Come abbiamo già visto per le manifatture di Capodimonte, la coppia reale formata da Carlo di Borbone e Maria Amalia di Sassonia fu determinante per l’impronta culturale del Regno di Napoli del XVIII secolo. Ai reali si deve dare atto di aver “inaugurato” quello che viene ancora oggi chiamato Miglio d’Oro, una storia che interseca antichità archeologiche, moda dell’aristocrazia e bellezze paesaggistiche.
Il Miglio d’Oro
Quel che oggi chiamiamo Miglio d’Oro è un tratto della borbonica strada regia delle Calabrie, oggi inglobata nella SS 18 Tirrenica Inferiore, tra il confine dei quartieri di San Giovanni a Teduccio fino alla città di Torre del Greco. Il nome deriva dall’unione dell’unità di misura utilizzata nel Settecento, il miglio, mentre “d’oro” deriva dalla ricchezza dei giardini dell’epoca pieni di agrumi. Il Miglio comprende un gran numero di ville settecentesche realizzate come luogo di residenza e villeggiatura, quasi sulla falsariga di quelle romane di epoca antica lungo il litorale nord.
L’origine di quest’area particolare si deve a un caso fortuito: Carlo I, dopo aver visitato la villa del duca d’Elboeuf lungo la riviera vesuviana avrebbe deciso di farsi costruire, anche lui, un nuovo palazzo in quel particolare tratto di costa, incantevole e tranquillo, lontano dallo schiamazzo della capitale, eppure così vicino.

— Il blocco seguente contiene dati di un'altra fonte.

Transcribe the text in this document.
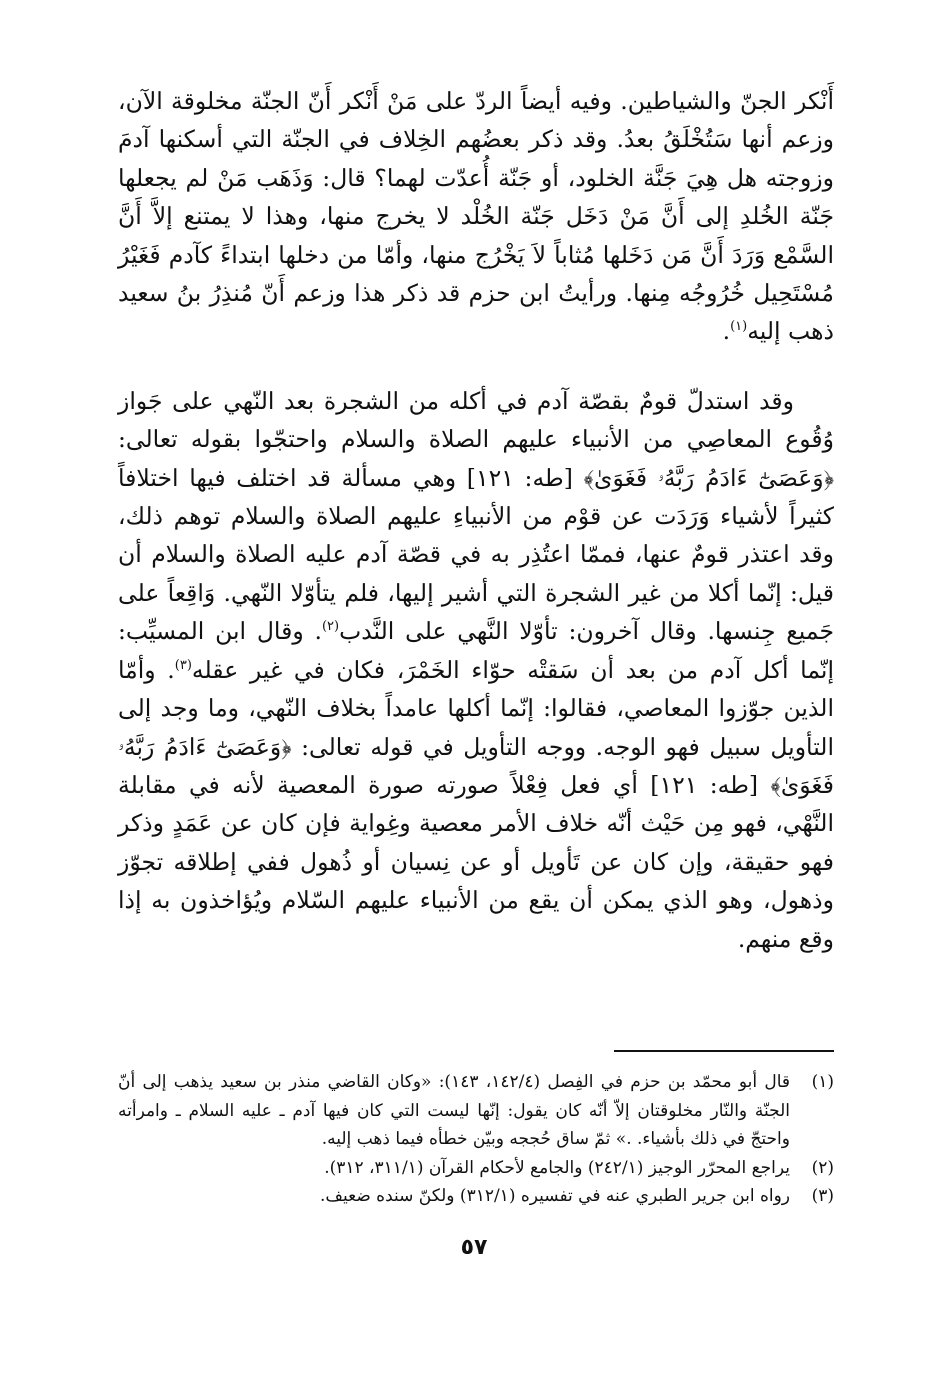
أَنْكر الجنّ والشياطين. وفيه أيضاً الردّ على مَنْ أَنْكر أَنّ الجنّة مخلوقة الآن، وزعم أنها سَتُخْلَقُ بعدُ. وقد ذكر بعضُهم الخِلاف في الجنّة التي أسكنها آدمَ وزوجته هل هِيَ جَنَّة الخلود، أو جَنّة أُعدّت لهما؟ قال: وَذَهَب مَنْ لم يجعلها جَنّة الخُلدِ إلى أَنَّ مَنْ دَخَل جَنّة الخُلْد لا يخرج منها، وهذا لا يمتنع إلاَّ أَنَّ السَّمْع وَرَدَ أَنَّ مَن دَخَلها مُثاباً لاَ يَخْرُج منها، وأمّا من دخلها ابتداءً كآدم فَغَيْرُ مُسْتَحِيل خُرُوجُه مِنها. ورأيتُ ابن حزم قد ذكر هذا وزعم أَنّ مُنذِرُ بنُ سعيد ذهب إليه$^{(١)}$.

وقد استدلّ قومٌ بقصّة آدم في أكله من الشجرة بعد النّهي على جَواز وُقُوع المعاصِي من الأنبياء عليهم الصلاة والسلام واحتجّوا بقوله تعالى: ﴿وَعَصَىٰٓ ءَادَمُ رَبَّهُۥ فَغَوَىٰ﴾ [طه: ١٢١] وهي مسألة قد اختلف فيها اختلافاً كثيراً لأشياء وَرَدَت عن قوْم من الأنبياءِ عليهم الصلاة والسلام توهم ذلك، وقد اعتذر قومٌ عنها، فممّا اعتُذِر به في قصّة آدم عليه الصلاة والسلام أن قيل: إنّما أكلا من غير الشجرة التي أشير إليها، فلم يتأوّلا النّهي. وَاقِعاً على جَميع جِنسها. وقال آخرون: تأوّلا النَّهي على النَّدب$^{(٢)}$. وقال ابن المسيِّب: إنّما أكل آدم من بعد أن سَقتْه حوّاء الخَمْرَ، فكان في غير عقله$^{(٣)}$. وأمّا الذين جوّزوا المعاصي، فقالوا: إنّما أكلها عامداً بخلاف النّهي، وما وجد إلى التأويل سبيل فهو الوجه. ووجه التأويل في قوله تعالى: ﴿وَعَصَىٰٓ ءَادَمُ رَبَّهُۥ فَغَوَىٰ﴾ [طه: ١٢١] أي فعل فِعْلاً صورته صورة المعصية لأنه في مقابلة النَّهْي، فهو مِن حَيْث أنّه خلاف الأمر معصية وغِواية فإن كان عن عَمَدٍ وذكر فهو حقيقة، وإن كان عن تَأويل أو عن نِسيان أو ذُهول ففي إطلاقه تجوّز وذهول، وهو الذي يمكن أن يقع من الأنبياء عليهم السّلام ويُؤاخذون به إذا وقع منهم.

(١)
قال أبو محمّد بن حزم في الفِصل (١٤٢/٤، ١٤٣): «وكان القاضي منذر بن سعيد يذهب إلى أنّ الجنّة والنّار مخلوقتان إلاّ أنّه كان يقول: إنّها ليست التي كان فيها آدم ـ عليه السلام ـ وامرأته واحتجّ في ذلك بأشياء. .» ثمّ ساق حُججه وبيّن خطأه فيما ذهب إليه.
(٢)
يراجع المحرّر الوجيز (٢٤٢/١) والجامع لأحكام القرآن (٣١١/١، ٣١٢).
(٣)
رواه ابن جرير الطبري عنه في تفسيره (٣١٢/١) ولكنّ سنده ضعيف.
٥٧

Nel 1738 iniziarono quindi i lavori per la realizzazione della Reggia di Portici, commissionata all’architetto Antonio Canevari. Nello stesso anno iniziarono anche i primissimi scavi “archeologici” nell’area di Ercolano, non lontano da dove si stava costruendo la nuova residenza reale.
Le particolari condizioni dell’area, all’epoca una riviera rigogliosa di selva che scendeva fino al mare con la possibilità di avere a colpo d’occhio il Golfo di Napoli, così come anche le isole, una vista che neanche dalla terrazza del Palazzo di Napoli era possibile; il fascino per le antichità che, in una maniera o nell’altra, era possibile rinvenire in tutta l’area vesuviana; l’imitatio della corte verso gli usi dei sovrani, che avevano scelto di vivere lungo la costa, favorirono la moltiplicazione di ville private di gusto pregevole.
Architettura e archeologia
Il Miglio d’Oro durante la sua epoca di massimo splendore, nei decenni centrali del Settecento, doveva essere magnifico. All’atto pratico doveva trattarsi di un gran numero di ville, circa un centinaio, che si snodavano lungo la strada verso sud, verso Salerno. Molto probabilmente, agli occhi della gente dell’epoca, doveva sembrare il luogo perfetto per la villeggiatura. Un affaccio sul golfo di Napoli, eppure lontano dalla stessa città che poteva comunque essere raggiunta in breve tempo. Le ville che vennero realizzate erano una commistione di elementi neoclassici e, allo stesso tempo, una maniera per esporre elementi antichi, ritrovati magari proprio durante la costruzione delle stesse. Un elemento particolarmente interessante è il fatto che tutto ciò sia stato realizzato parallelamente agli scavi archeologici di Ercolano che iniziarono nel 1738. Sembra una sorta di circolo vizioso in cui al mattino si cercavano antichità romane che al pomeriggio potevano essere riproposte nelle architetture delle proprie ville.
Il Miglio Oggi
La situazione che possiamo vedere oggi per questo complesso di ville non è certo quello dello splendore originale. I complessi originali, passati poi in mano agli eredi, sono stati segnati dalla storia recente, colpiti sia dalle devastazioni del secondo conflitto mondiale attraverso bombardamenti, saccheggi e requisizioni, e successivamente, durante gli anni dopo il boom economico sono in parte caduti soffocati della speculazione edilizia selvaggia. Dopo un periodo di severo degrado, nel 1971 venne istituito l’ente per le Ville Vesuviane volto alla conservazione e restauro del patrimonio artistico delle Ville Vesuviane censendo 122 ville. Oggi le ville in parte sono visitabili, altre sono oggetto di restauro, mentre altre ancora sono in situazioni di degrado o abbandono.